À partir de ce squelette de l’ouvrage, certains chapitres s’avèrent plus pertinents que d’autres notamment par rapport à l’originalité de leurs approches. Par exemple, Robin Brown analyse le cas des actions culturelles extérieures françaises et allemandes sur le plan de leurs similitudes et différences vis-à-vis du soft power. D’après Brown, il vaut mieux considérer la place du concept d’influence dans les Relations internationales parce que le soft power demeure un concept assez ambigu en dépit de son attractivité dans la sphère du discours politique. De son côté, Ying Jiang souligne le rapport des médias sociaux et de la « e-diplomatie » avec le soft power. Ying Jiang part principalement de l’idée selon laquelle les médias sociaux constituent l’un des outils les plus dynamiques de la diplomatie publique en tant que domaine primordial du soft power. L’auteur offre une analyse largement cohérente en se basant sur une recherche statistique sur les diverses ambassades en Chine actives sur la Weibo, la célèbre plateforme virtuelle de ce pays. Toujours au sujet du lien entre les médias sociaux et le soft power, Matthew O. Adeiza et Philip N. Howard étudient deux cas très originaux provenant de l’Afrique subsaharienne. Il s’agit de la campagne #BringBackOurGirls qui a vu le jour suite à l’enlèvement au Niger de 270 jeunes filles par le groupe terroriste islamiste Boko Haram, et de la campagne intitulée #SomeoneTellCNN, contre la représentation médiatique du Kenya par cnn, qui est apparue au moment de la visite de Barack Obama en 2015. Ces deux auteurs examinent plus spécifiquement les divers aspects de l’instrumentalisation des médias sociaux pour sensibiliser la communauté internationale aux questions locales. Parallèlement, le chapitre de Yelena Osipova élucide de façon éloquente comment la Russie adopte à sa manière les concepts de soft power et de diplomatie publique au sein de sa diplomatie émergente.

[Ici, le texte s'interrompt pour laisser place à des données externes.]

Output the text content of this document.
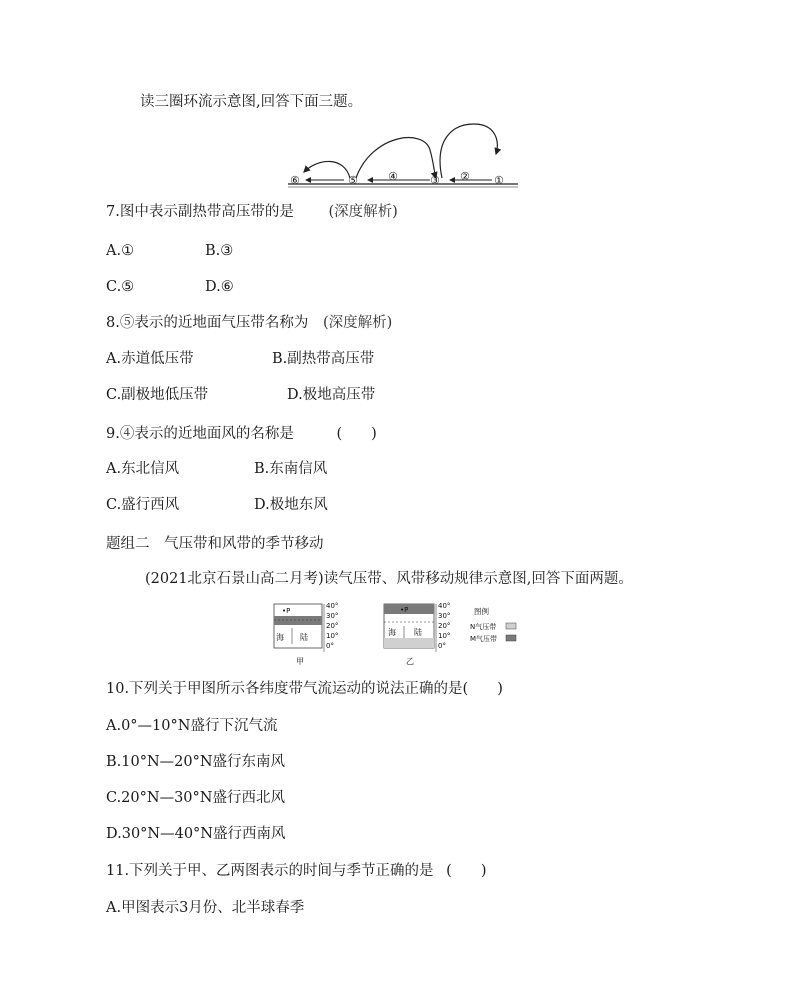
读三圈环流示意图,回答下面三题。
⑥	⑤	④	③ ② ①
7.图中表示副热带高压带的是 (深度解析)
A.①	B.③
C.⑤	D.⑥
8.⑤表示的近地面气压带名称为 (深度解析)
A.赤道低压带	B.副热带高压带
C.副极地低压带	D.极地高压带
9.④表示的近地面风的名称是	(　　)
A.东北信风	B.东南信风
C.盛行西风	D.极地东风
题组二　气压带和风带的季节移动
(2021北京石景山高二月考)读气压带、风带移动规律示意图,回答下面两题。
•P
海 陆
40°
30°
20°
10°
0°
甲
•P
海 陆
40°
30°
20°
10°
0°
乙
图例
N气压带
M气压带
10.下列关于甲图所示各纬度带气流运动的说法正确的是(　　)
A.0°—10°N盛行下沉气流
B.10°N—20°N盛行东南风
C.20°N—30°N盛行西北风
D.30°N—40°N盛行西南风
11.下列关于甲、乙两图表示的时间与季节正确的是 (　　)
A.甲图表示3月份、北半球春季
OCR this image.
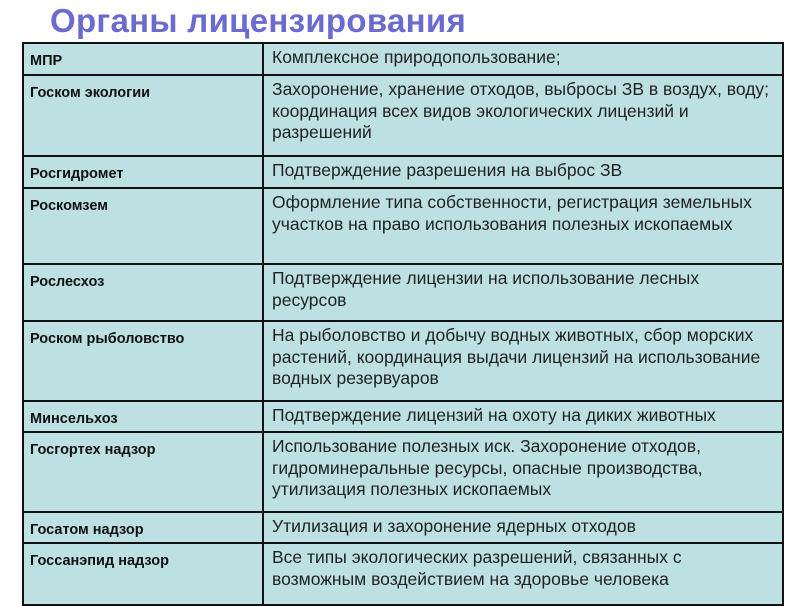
Органы лицензирования
МПР	Комплексное природопользование;
Госком экологии	Захоронение, хранение отходов, выбросы ЗВ в воздух, воду; координация всех видов экологических лицензий и разрешений
Росгидромет	Подтверждение разрешения на выброс ЗВ
Роскомзем	Оформление типа собственности, регистрация земельных участков на право использования полезных ископаемых
Рослесхоз	Подтверждение лицензии на использование лесных ресурсов
Роском рыболовство	На рыболовство и добычу водных животных, сбор морских растений, координация выдачи лицензий на использование водных резервуаров
Минсельхоз	Подтверждение лицензий на охоту на диких животных
Госгортех надзор	Использование полезных иск. Захоронение отходов, гидроминеральные ресурсы, опасные производства, утилизация полезных ископаемых
Госатом надзор	Утилизация и захоронение ядерных отходов
Госсанэпид надзор	Все типы экологических разрешений, связанных с возможным воздействием на здоровье человека
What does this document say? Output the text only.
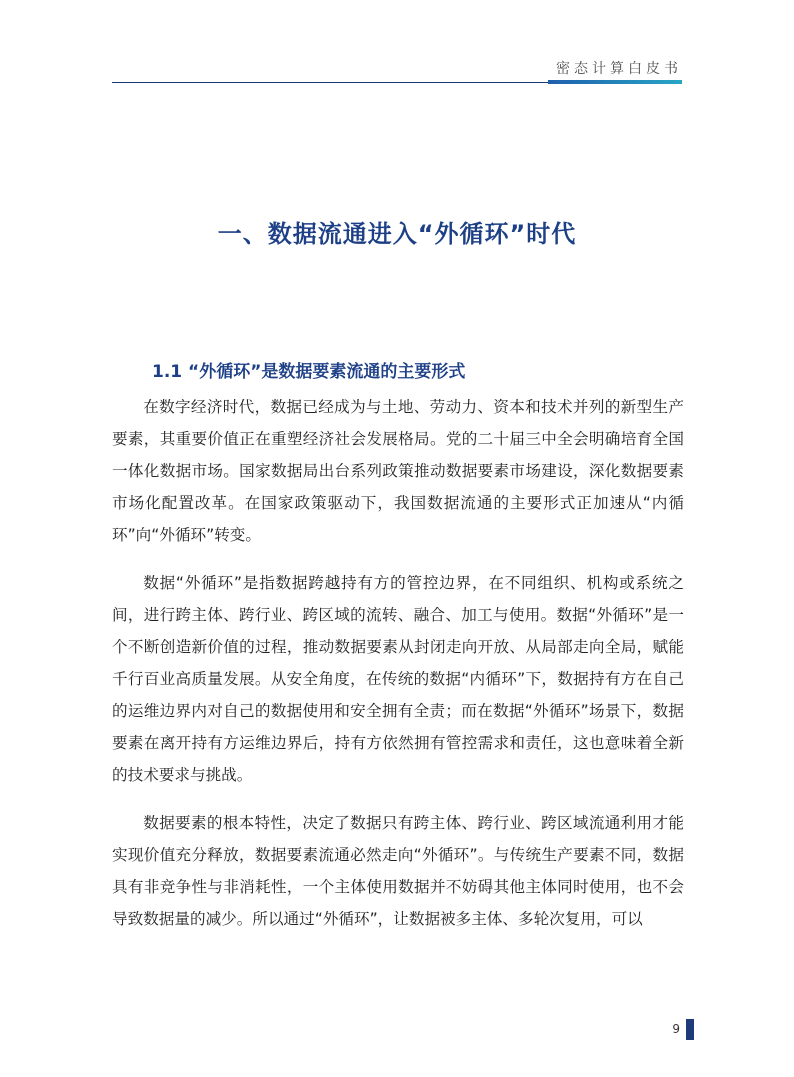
密态计算白皮书
一、数据流通进入“外循环”时代
1.1 “外循环”是数据要素流通的主要形式

在数字经济时代，数据已经成为与土地、劳动力、资本和技术并列的新型生产要素，其重要价值正在重塑经济社会发展格局。党的二十届三中全会明确培育全国一体化数据市场。国家数据局出台系列政策推动数据要素市场建设，深化数据要素市场化配置改革。在国家政策驱动下，我国数据流通的主要形式正加速从“内循环”向“外循环”转变。

数据“外循环”是指数据跨越持有方的管控边界，在不同组织、机构或系统之间，进行跨主体、跨行业、跨区域的流转、融合、加工与使用。数据“外循环”是一个不断创造新价值的过程，推动数据要素从封闭走向开放、从局部走向全局，赋能千行百业高质量发展。从安全角度，在传统的数据“内循环”下，数据持有方在自己的运维边界内对自己的数据使用和安全拥有全责；而在数据“外循环”场景下，数据要素在离开持有方运维边界后，持有方依然拥有管控需求和责任，这也意味着全新的技术要求与挑战。

数据要素的根本特性，决定了数据只有跨主体、跨行业、跨区域流通利用才能实现价值充分释放，数据要素流通必然走向“外循环”。与传统生产要素不同，数据具有非竞争性与非消耗性，一个主体使用数据并不妨碍其他主体同时使用，也不会导致数据量的减少。所以通过“外循环”，让数据被多主体、多轮次复用，可以

9
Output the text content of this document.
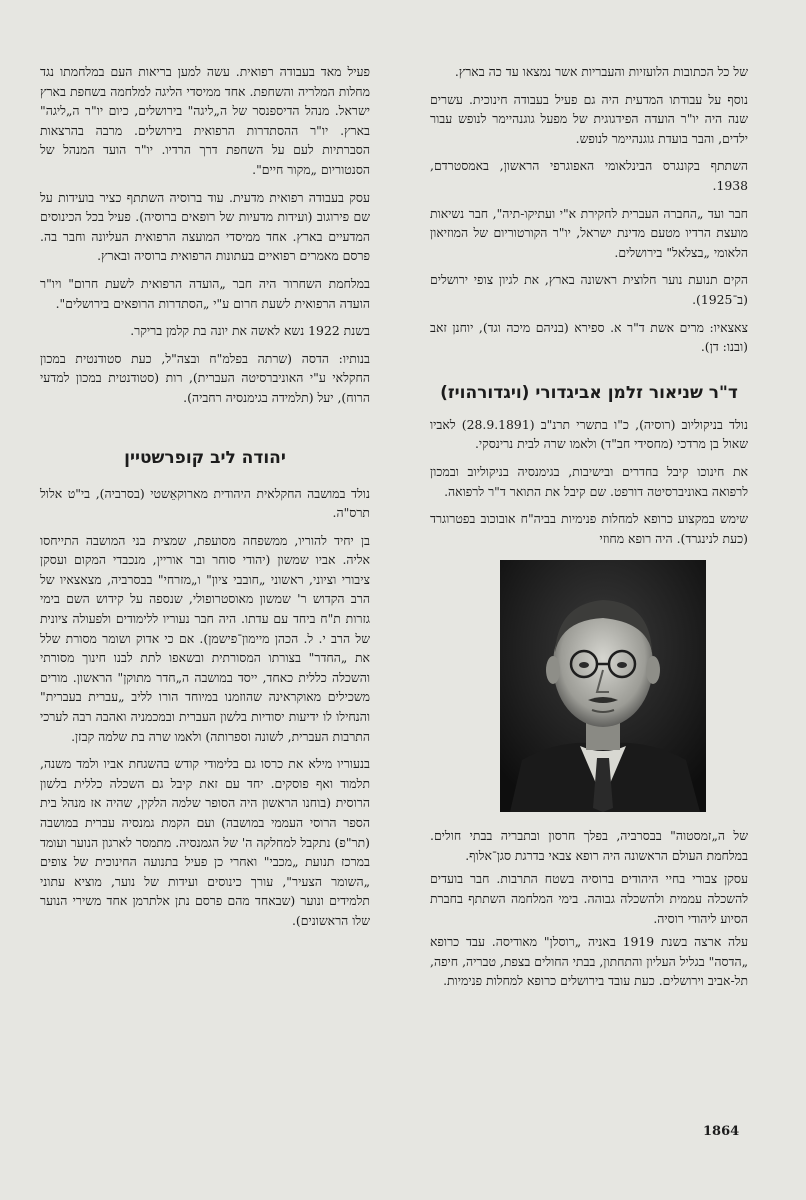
של כל הכתובות הלועזיות והעבריות אשר נמצאו עד כה בארץ.

נוסף על עבודתו המדעית היה גם פעיל בעבודה חינוכית. עשרים שנה היה יו"ר הועדה הפידגוגית של מפעל גוגנהיימר לנופש עבור ילדים, והבר בועדת גוגנהיימר לנופש.

השתתף בקונגרס הבינלאומי האפוגרפי הראשון, באמסטרדם, 1938.

חבר ועד „החברה העברית לחקירת א"י ועתיקו-תיה", חבר נשיאות מועצת הרדיו מטעם מדינת ישראל, יו"ר הקורטוריום של המוזיאון הלאומי „בצלאל" בירושלים.

הקים תנועת נוער חלוצית ראשונה בארץ, את לגיון צופי ירושלים (ב־1925).

צאצאיו: מרים אשת ד"ר א. ספירא (בניהם מיכה וגד), יוחנן זאב (ובנו: דן).

ד"ר שניאור זלמן אביגדורי (ויגדורהויז)

נולד בניקוליוב (רוסיה), כ"ו בתשרי תרנ"ב (28.9.1891) לאביו שאול בן מרדכי (מחסידי חב"ד) ולאמו שרה לבית נרינסקי.

את חינוכו קיבל בחדרים ובישיבות, בגימנסיה בניקוליוב ובמכון לרפואה באוניברסיטה דורפט. שם קיבל את התואר ד"ר לרפואה.

שימש במקצוע כרופא למחלות פנימיות בביה"ח אובוכוב בפטרוגרד (כעת לנינגרד). היה רופא מחוזי

של ה„זמסטוה" בבסרביה, בפלך חרסון ובתבריה בבתי חולים. במלחמת העולם הראשונה היה רופא צבאי בדרגת סגן־אלוף.

עסקן צבורי בחיי היהודים ברוסיה בשטח התרבות. חבר בועדים להשכלה עממית ולהשכלה גבוהה. בימי המלחמה השתתף בחברת הסיוע ליהודי רוסיה.

עלה ארצה בשנת 1919 באניה „רוסלן" מאודיסה. עבד כרופא „הדסה" בגליל העליון והתחתון, בבתי החולים בצפת, טבריה, חיפה, תל-אביב וירושלים. כעת עובד בירושלים כרופא למחלות פנימיות.

פעיל מאד בעבודה רפואית. עשה למען בריאות העם במלחמתו נגד מחלות המלריה והשחפת. אחד ממיסדי הליגה למלחמה בשחפת בארץ ישראל. מנהל הדיספנסר של ה„ליגה" בירושלים, כיום יו"ר ה„ליגה" בארץ. יו"ר ההסתדרות הרפואית בירושלים. מרבה בהרצאות הסברתיות לעם על השחפת דרך הרדיו. יו"ר הועד המנהל של הסנטוריום „מקור חיים".

עסק בעבודה רפואית מדעית. עוד ברוסיה השתתף כציר בועידות על שם פירוגוב (ועידות מדעיות של רופאים ברוסיה). פעיל בכל הכינוסים המדעיים בארץ. אחד ממיסדי המועצה הרפואית העליונה וחבר בה. פרסם מאמרים רפואיים בעתונות הרפואית ברוסיה ובארץ.

במלחמת השחרור היה חבר „הועדה הרפואית לשעת חרום" ויו"ר הועדה הרפואית לשעת חרום ע"י „הסתדרות הרופאים בירושלים".

בשנת 1922 נשא לאשה את יונה בת קלמן בריקר.

בנותיו: הדסה (שרתה בפלמ"ח ובצה"ל, כעת סטודנטית במכון החקלאי ע"י האוניברסיטה העברית), רות (סטודנטית במכון למדעי הרוח), יעל (תלמידה בגימנסיה רחביה).

יהודה ליב קופרשטיין

נולד במושבה החקלאית היהודית מארוקאֵשטי (בסרביה), בי"ט אלול תרס"ה.

בן יחיד להוריו, ממשפחה מסועפת, שמצית בני המושבה התייחסו אליה. אביו שמשון (יהודי סוחר ובר אוריין, מנכבדי המקום ועסקן ציבורי וציוני, ראשוני „חובבי ציון" ו„מזרחי" בבסרביה, מצאצאיו של הרב הקדוש ר' שמשון מאוסטרופולי, שנספה על קידוש השם בימי גזרות ת"ח ביחד עם עדתו. היה חבר נעוריו ללימודים ולפעולה ציונית של הרב י. ל. הכהן מיימון־פישמן). אם כי אדוק ושומר מסורת שלל את „החדר" בצורתו המסורתית ובשאפו לתת לבנו חינוך מסורתי והשכלה כללית כאחד, ייסד במושבה ה„חדר מתוקן" הראשון. מורים משכילים מאוקראינה שהוזמנו במיוחד הורו לליב „עברית בעברית" והנחילו לו ידיעות יסודיות בלשון העברית ובמכמניה ואהבה רבה לערכי התרבות העברית, לשונה וספרותה) ולאמו שרה בת שלמה קבזן.

בנעוריו מילא את כרסו גם בלימודי קודש בהשגחת אביו ולמד משנה, תלמוד ואף פוסקים. יחד עם זאת קיבל גם השכלה כללית בלשון הרוסית (בוחנו הראשון היה הסופר שלמה הלקין, שהיה אז מנהל בית הספר הרוסי העממי במושבה) ועם הקמת גמנסיה עברית במושבה (תר"פ) נתקבל למחלקה ה' של הגמנסיה. מתמסר לארגון הנוער ועומד במרכז תנועת „מכבי" ואחרי כן פעיל בתנועה החינוכית של צופים „השומר הצעיר", עורך כינוסים ועידות של נוער, מוציא עתוני תלמידים ונוער (שבאחד מהם פרסם נתן אלתרמן אחד משירי הנוער שלו הראשונים).

1864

Le lecteur pourra cependant regretter l’absence de cohésion de certaines parties du livre. Par exemple, le contenu de la troisième section intitulée « The Cultural Imperative » manque de clarté et de fil conducteur. Les chapitres ne s’attardent pas directement aux rapports entre le soft power et le domaine culturel, comme semble l’énoncer pourtant le titre de cette section. De plus, la contribution de Zhipeng He, portant sur la diplomatie légale de la Chine, s’écarte largement du contexte thématique de cette section ainsi que du livre en général. Cela affaiblit non seulement la cohésion générale de l’ouvrage, mais tend aussi à diminuer l’intérêt des lecteurs.
En somme, cet ouvrage destiné à devenir un livre de référence se révèle original, riche et bien structuré. Il présente une synthèse complète des enjeux conceptuels entourant le soft power. Les directeurs de l’ouvrage s’adressent surtout à un public déjà familier des recherches sur le soft power et la diplomatie publique. Cet ouvrage sera donc d’une grande utilité, surtout pour les doctorants et les chercheurs qui visent à enrichir leur bagage méthodologique et conceptuel sur ce sujet.